I understand the conceptual idea of Lyapunov stability.

My question is about the formal definition.

Wikipedia's definition is very much in line with others I found:

An equilibrium, $x_{e}$, is said to be Lyapunov stable, if, for every $\epsilon >0$, there exists a $\delta >0$ such that, if $\|x(0)-x_{e}\|<\delta $, then for every $t\geq 0$ we have $\|x(t)-x_{e}\|<\epsilon$.

The confusing part for me is the phrase "for every $\epsilon >0$".

Assume $\|x(0)-x_{e}\|>0$ and that some $\delta$ exists as required. If I choose $\epsilon = \frac{|x(0)-x_{e}|}2$ then $x(0)$ falls outside the circle ($\|x(t)-x_{e}\|<\epsilon$). By this interpretation no fixed point can be Lyapunov stable. And this is how I know I am in trouble :-).
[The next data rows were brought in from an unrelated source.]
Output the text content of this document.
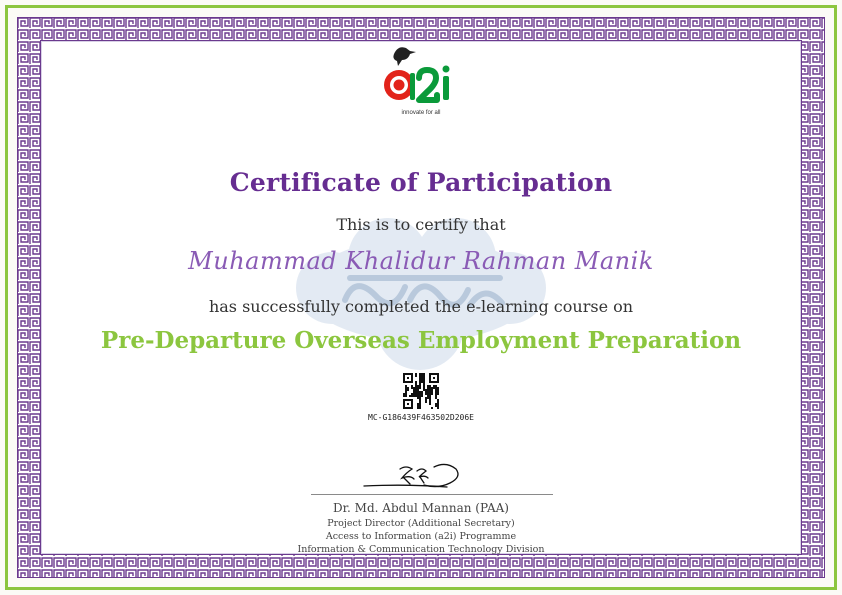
innovate for all
Certificate of Participation
This is to certify that
Muhammad Khalidur Rahman Manik
has successfully completed the e-learning course on
Pre-Departure Overseas Employment Preparation
MC-G186439F463502D206E
Dr. Md. Abdul Mannan (PAA)
Project Director (Additional Secretary)
Access to Information (a2i) Programme
Information & Communication Technology Division
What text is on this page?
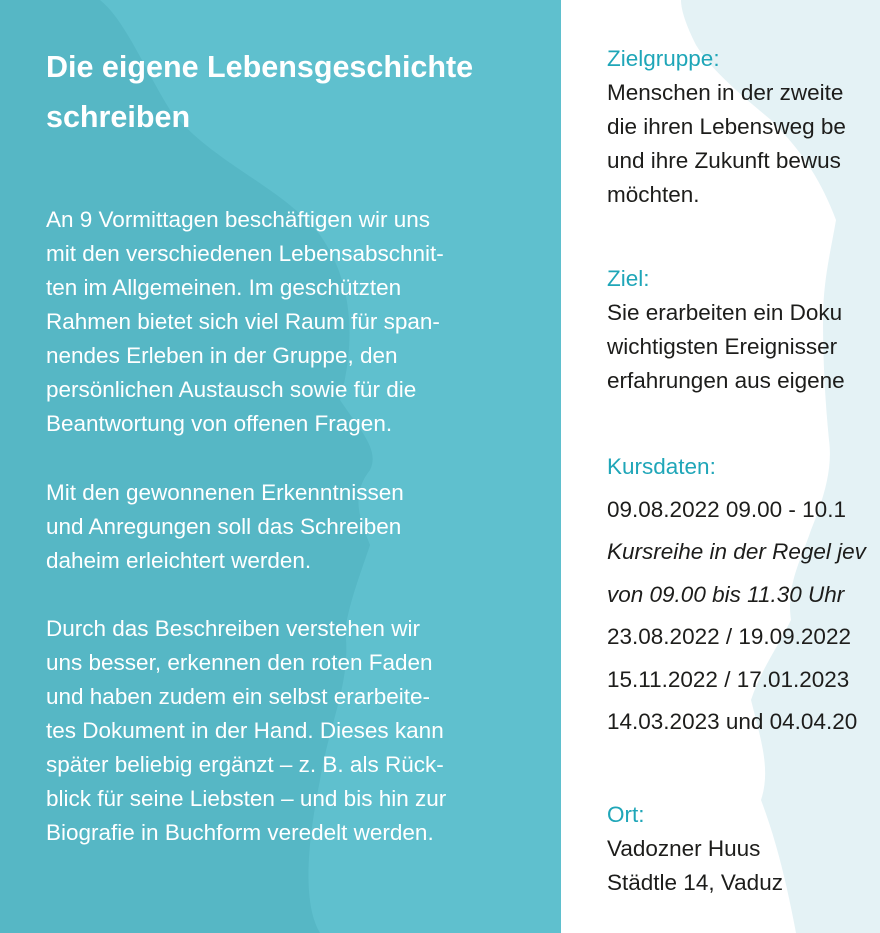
Die eigene Lebensgeschichte
schreiben

An 9 Vormittagen beschäftigen wir uns
mit den verschiedenen Lebensabschnit-
ten im Allgemeinen. Im geschützten
Rahmen bietet sich viel Raum für span-
nendes Erleben in der Gruppe, den
persönlichen Austausch sowie für die
Beantwortung von offenen Fragen.

Mit den gewonnenen Erkenntnissen
und Anregungen soll das Schreiben
daheim erleichtert werden.

Durch das Beschreiben verstehen wir
uns besser, erkennen den roten Faden
und haben zudem ein selbst erarbeite-
tes Dokument in der Hand. Dieses kann
später beliebig ergänzt – z. B. als Rück-
blick für seine Liebsten – und bis hin zur
Biografie in Buchform veredelt werden.

Zielgruppe:
Menschen in der zweite
die ihren Lebensweg be
und ihre Zukunft bewus
möchten.
Ziel:
Sie erarbeiten ein Doku
wichtigsten Ereignisser
erfahrungen aus eigene
Kursdaten:
09.08.2022 09.00 - 10.1
Kursreihe in der Regel jev
von 09.00 bis 11.30 Uhr
23.08.2022 / 19.09.2022
15.11.2022 / 17.01.2023
14.03.2023 und 04.04.20
Ort:
Vadozner Huus
Städtle 14, Vaduz
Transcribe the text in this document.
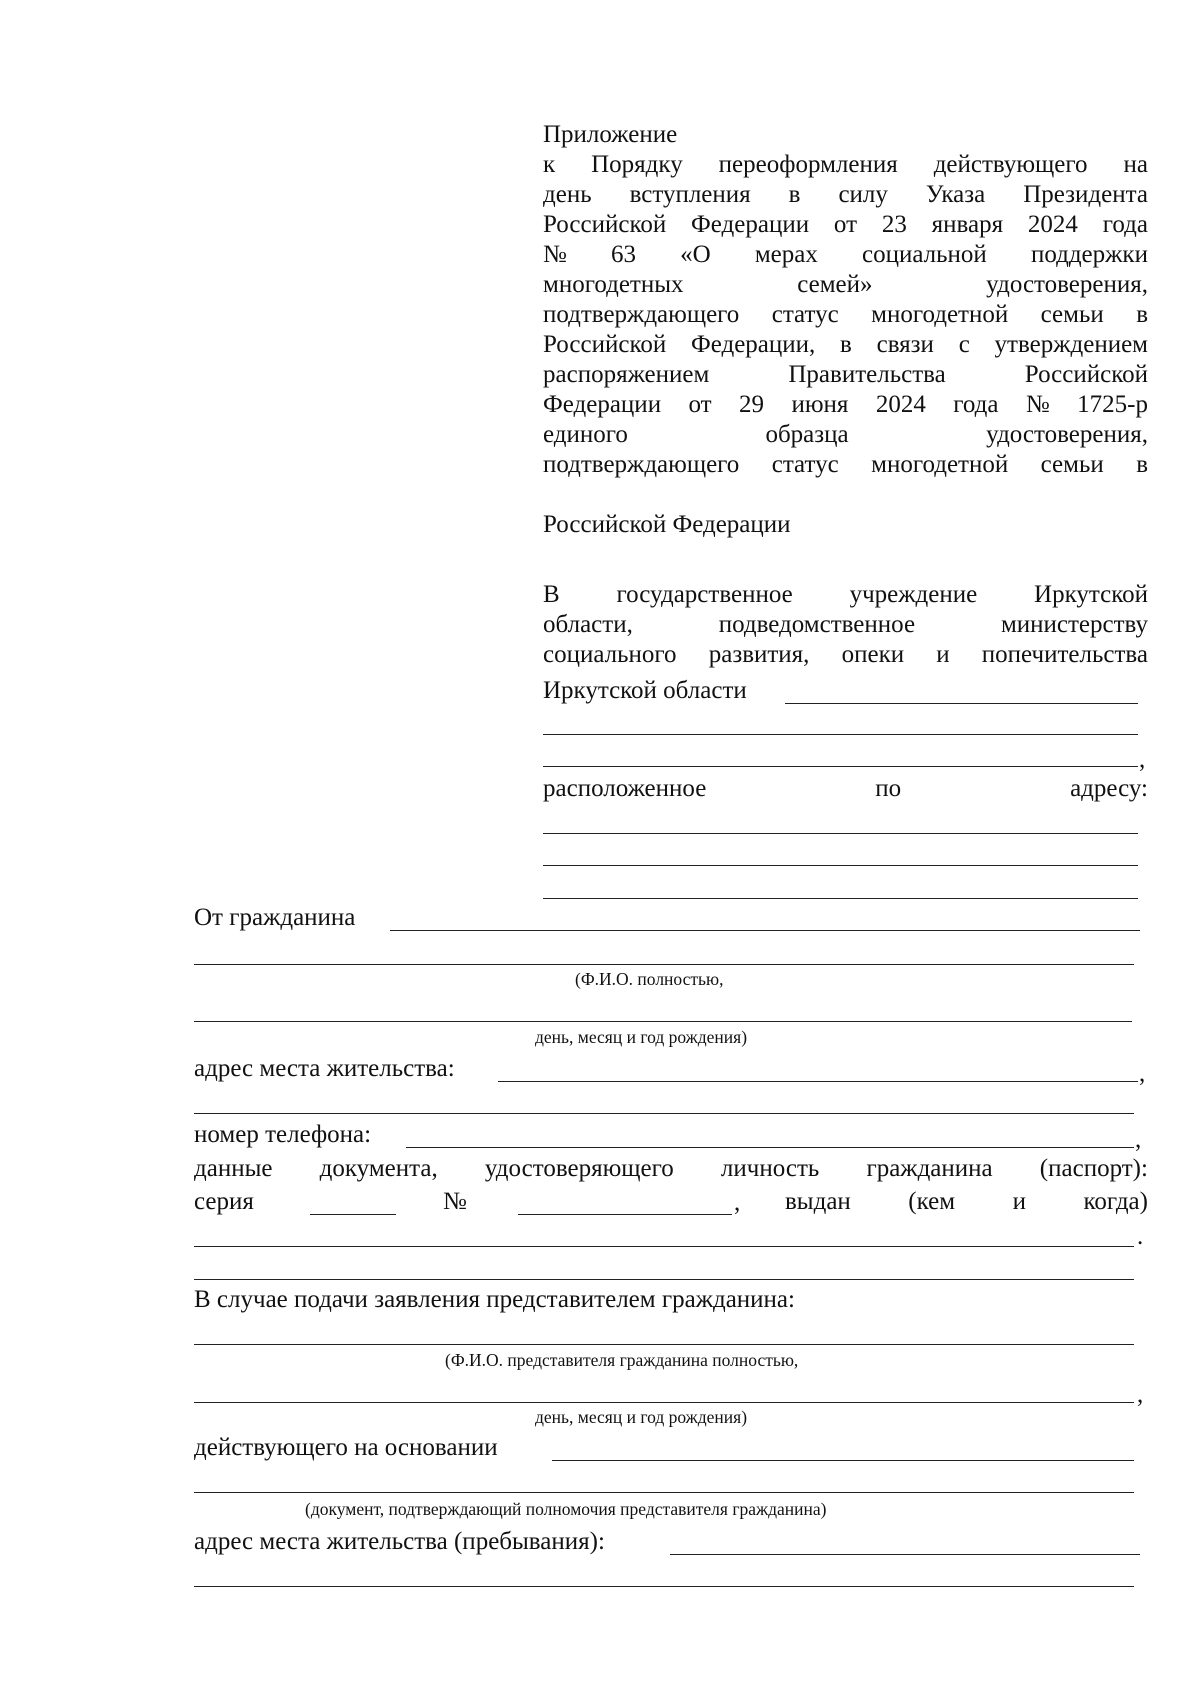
Приложение
к Порядку переоформления действующего на
день вступления в силу Указа Президента
Российской Федерации от 23 января 2024 года
№ 63 «О мерах социальной поддержки
многодетных	семей»	удостоверения,
подтверждающего статус многодетной семьи в
Российской Федерации, в связи с утверждением
распоряжением	Правительства	Российской
Федерации от 29 июня 2024 года № 1725-р
единого	образца	удостоверения,
подтверждающего статус многодетной семьи в
Российской Федерации
В государственное учреждение Иркутской
области,	подведомственное	министерству
социального развития, опеки и попечительства
Иркутской области
,
расположенное	по	адресу:
От гражданина
(Ф.И.О. полностью,
день, месяц и год рождения)
адрес места жительства:	,
номер телефона:	,
данные документа, удостоверяющего личность гражданина (паспорт):
серия	№	, выдан (кем и когда)
.
В случае подачи заявления представителем гражданина:
(Ф.И.О. представителя гражданина полностью,
,
день, месяц и год рождения)
действующего на основании
(документ, подтверждающий полномочия представителя гражданина)
адрес места жительства (пребывания):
This makes me wonder why this definition does not draw some relation between $\epsilon$ and $x(0)$. For example, if it includes $\epsilon > \|x(0)-x_{e}\|$ it would aid in my understanding and remove the argument I just provided.

Alternatively, I could wonder why not use the phrase "for some $\epsilon$ where $0 < \epsilon < \infty$" instead of "for every $\epsilon >0$".

I am clearly missing something. Please help me to eliminate the ambiguity I read in this definition.


Solution 1:

You're not interpreting the logic correctly.

It doesn't say “there exists a single positive number $\delta$ which works for all positive numbers $\epsilon$”, it says “for any positive number $\epsilon$, you can find a corresponding positive number $\delta$ which works for that particular number $\epsilon$”. If you change $\epsilon$ to a smaller number, you will in general have to make $\delta$ smaller too. But the point is that no matter how small an $\epsilon$ you take, you can find a $\delta$ that works (and that's why it has to say “for every $\epsilon$”, not just “for some $\epsilon$”).

This is just as for the $\epsilon$-$\delta$ definition of limits.

Solution 2:

$ϵ$ is primary, $δ$ is secondary depending on it.

As you have chosen $x(0)$, you already know the radius $δ$ in $\|x(0)-x_e\|<δ$ and thus also the $ϵ$ it is based upon. So there remains no freedom to now alter $ϵ$ to some other value.

Or in other words, if you now select a new $ϵ$, then the stability property results in a new $δ$, for which the selected $x(0)$ is likely no longer admissible.